Tell me, what is it you plan to do with your one wild and precious life?

How would it have changed the magic and power that so many people feel when they read that beloved stanza? It would have changed it immensely. That one word makes the reader feel alive, and allows them to see their life in a more vast and astonishing way.

A life rooted in instinct, and open to a wilderness of possibility.

Possibility

Possibility is the space where belief begins.

As an adult it's easier to live in this space if you have a childlike sensibility. I used to tell my daughter that if a giant blue bear walked up to our door one day, I wouldn't question it. I'd just be excited to see something so extraordinary.

There's so much available to us, if we don't limit ourselves or become afraid of the unknown. If we don't close the door on the blue bear.

As I've gotten older, I've found myself embracing the infinite possibilities of the universe—or maybe finally feeling the universe embracing me.

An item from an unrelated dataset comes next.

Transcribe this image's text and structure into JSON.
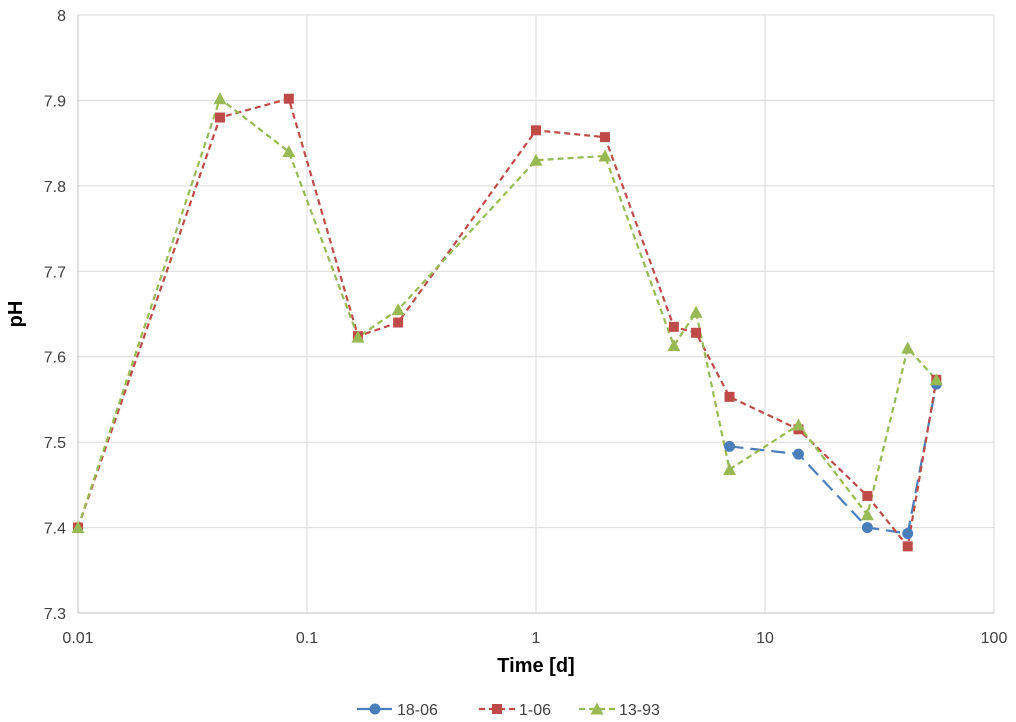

I understand there's so much more out there that we can't see, but can feel deeply. All of this has changed me in profound ways.

We didn't raise our daughter in any organized religion, but when I share my spiritual experiences with her, they change her too. They give her an expansive place from which to contemplate just how miraculous our connectivity truly is.

Possibility is the space where miracles begin.

Everywhere

It's all a love story.

I started out writing a mother's love story, but the further I went, and sixty-some-odd years into this journey, I finally realize that it's all a love story. At the very heart of our time here, it's what we all ultimately long for—love.

And it can be found everywhere, not just in the foundational pieces where we think we should find it, but in every single touchpoint—love anywhere is love everywhere. If we can begin to see life this way, it becomes so much more fulfilling and beautiful.

At the end of his life, Maurice Sendak, the genius of children's literature, said "I'm finding out as I'm aging that I'm in love with the world."

Blessed

My liminal dream was a blessing, so beautiful and transformative I knew I needed to share it. But I know a lot of people wouldn't have welcomed such a dream, because even an astonishing dream about death is still about dying.

There's so much fear wrapped around death—it's at the root of so much anxiety, driving the increasingly obsessive need to somehow prevent or deny the inevitable.

If I can share a vision of how this amazing ride might end, with light and comfort, it will be a lovely gift to give.

Eternity

Let's go back to the beginning—the dream, the poem.

I wanted to try and understand the feeling I had when I first woke up. I knew it was unlike anything I'd felt before. It wasn't awe, fear, wonder or longing. It wasn't any of those things.

So I just started writing, to see if something might rise to the surface if I gave it time and space. And one word kept appearing: finite.

It hadn't been on my mind at all, and then suddenly, it was everywhere. I realized it was what made my dream different from my waking life, the absence of the finite.

Infinite didn't cross my mind at first. I think I had to feel the glaring absence of the finite, to find my way to infinity. Endings are hardwired into everything we do here on Earth—work days, school days, vacations, sporting events, meals, movies, books. Start to finish. Beginning to end.

So of course we wrap death up in that same space.

We have a finite time on earth. We have a finite time with each other.

Which breeds fear and urgency, panic and pain.

And then one day—an epiphany. I knew what I felt when I woke up from my dream:

A divine sense of time, ETERNITY and forever love, forever love, forever love…

Comfort

When I first told my daughter about my dream, she said it gave her comfort. It gives me comfort too—because I now know deep down, that love has no time limit, no off switch.

When we leave Earth, the light does not go out. The light continues and continues and continues to burn bright, so we can feel each other, be with each other, forever.